Once the IPO price is set, the shares will eventually hit the market on the effective date and at that point, anyone is able to buy the shares. Recently, we have seen an absolute hysteria around new companies that are coming on the market such as Airbnb, Snowflake, Opendoor, Beyond Meat, and others, and it is really just astonishing.

Most of these companies have had their share price double in the first day of trading and in the case of Snowflake, their initial IPO price was around $75 and by the time a member of the public could actually buy the shares, it was around $240! Over 3x the original IPO price.

Something that is important to remember is that while share underwriting is most common when a private company is going public, it can also occur when an already private company wants to issue more shares.

This is by no means an uncommon phenomenon and is typically seen when companies are either desperate or right after some piece of really good news. But why is that?

Well, the companies that issue shares as a “secondary offering” are doing so to get more cash, it makes sense that they’re either coming from a position of strength or as a last-ditch effort.

We frequently will see this with growth companies after they report a massive quarter where they’re basically saying, “look how much we grew our revenue!
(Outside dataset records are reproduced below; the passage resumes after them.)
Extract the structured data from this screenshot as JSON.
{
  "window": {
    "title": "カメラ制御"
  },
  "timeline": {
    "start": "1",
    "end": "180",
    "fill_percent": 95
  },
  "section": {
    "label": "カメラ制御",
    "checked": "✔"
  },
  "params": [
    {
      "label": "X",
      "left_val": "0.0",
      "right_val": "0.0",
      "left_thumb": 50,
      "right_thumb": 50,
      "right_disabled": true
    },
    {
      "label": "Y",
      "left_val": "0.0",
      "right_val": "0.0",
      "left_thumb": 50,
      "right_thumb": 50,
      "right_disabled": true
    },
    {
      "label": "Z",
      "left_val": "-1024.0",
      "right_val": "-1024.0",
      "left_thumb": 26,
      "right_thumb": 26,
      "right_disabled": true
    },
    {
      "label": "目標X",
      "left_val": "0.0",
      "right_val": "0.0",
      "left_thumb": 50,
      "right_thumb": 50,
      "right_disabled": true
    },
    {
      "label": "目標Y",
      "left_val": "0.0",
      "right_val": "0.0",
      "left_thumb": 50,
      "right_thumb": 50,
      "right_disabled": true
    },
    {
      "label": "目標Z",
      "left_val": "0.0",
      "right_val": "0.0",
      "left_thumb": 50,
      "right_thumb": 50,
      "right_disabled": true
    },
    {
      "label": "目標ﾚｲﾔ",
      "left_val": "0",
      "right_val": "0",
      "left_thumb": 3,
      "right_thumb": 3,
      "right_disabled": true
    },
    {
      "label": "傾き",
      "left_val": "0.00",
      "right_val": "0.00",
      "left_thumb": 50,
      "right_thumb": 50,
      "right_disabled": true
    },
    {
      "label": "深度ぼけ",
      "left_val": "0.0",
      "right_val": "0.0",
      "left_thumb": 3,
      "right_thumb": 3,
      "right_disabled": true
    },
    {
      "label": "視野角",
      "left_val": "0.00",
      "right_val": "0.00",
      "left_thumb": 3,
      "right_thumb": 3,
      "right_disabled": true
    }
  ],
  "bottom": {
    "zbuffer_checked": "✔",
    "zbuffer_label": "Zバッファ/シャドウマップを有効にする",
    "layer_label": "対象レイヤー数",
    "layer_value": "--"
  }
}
By the way, we burned a ton of cash and need some more money plz.”

Of course, that’s oversimplified, but growth companies are trying to show that their proof of concept is playing out with some good news and then asking for more funding to keep growing the business.

On the other hand, we have companies like GameStop and AMC that recently either issued a secondary offering or at least talked about it.

Both of these companies have seen massive runups in their stock lately due to Reddit investors trying to “take it to the man” and squeeze the short-sellers, and it has created an opportunity for them to issue more shares of the company at a much higher price.

The benefit of them issuing shares now via a secondary offering is that they can issue shares at a price that might seem completely fabricated and not representative of the value of the company as it’s been inflated purely for game in a way, but that would allow both AMC and GameStop to sell less shares but still generate the cash they needed.

Think about it – if your stock price goes up 3x, then you would only need to sell 1/3 of the number of shares that you might’ve been planning to sell prior, right? You’ll get the same cash and dilute your current shareholders less than originally anticipated – win-win!

At the end of the day, the share underwriters are basically helping these companies sell more shares of their company in an effort to raise equity. They’re going to do what it takes to create as much buzz as possible and drive that share price up because it looks even better for them when they do so.

That’s part of the fun of investing in an IPO, but I have been burned way too many times to try to do something like that again. Is the IPO dead, you ask? Well, I wouldn’t say “dead” – but SPACs sure do seem to be taking over the world!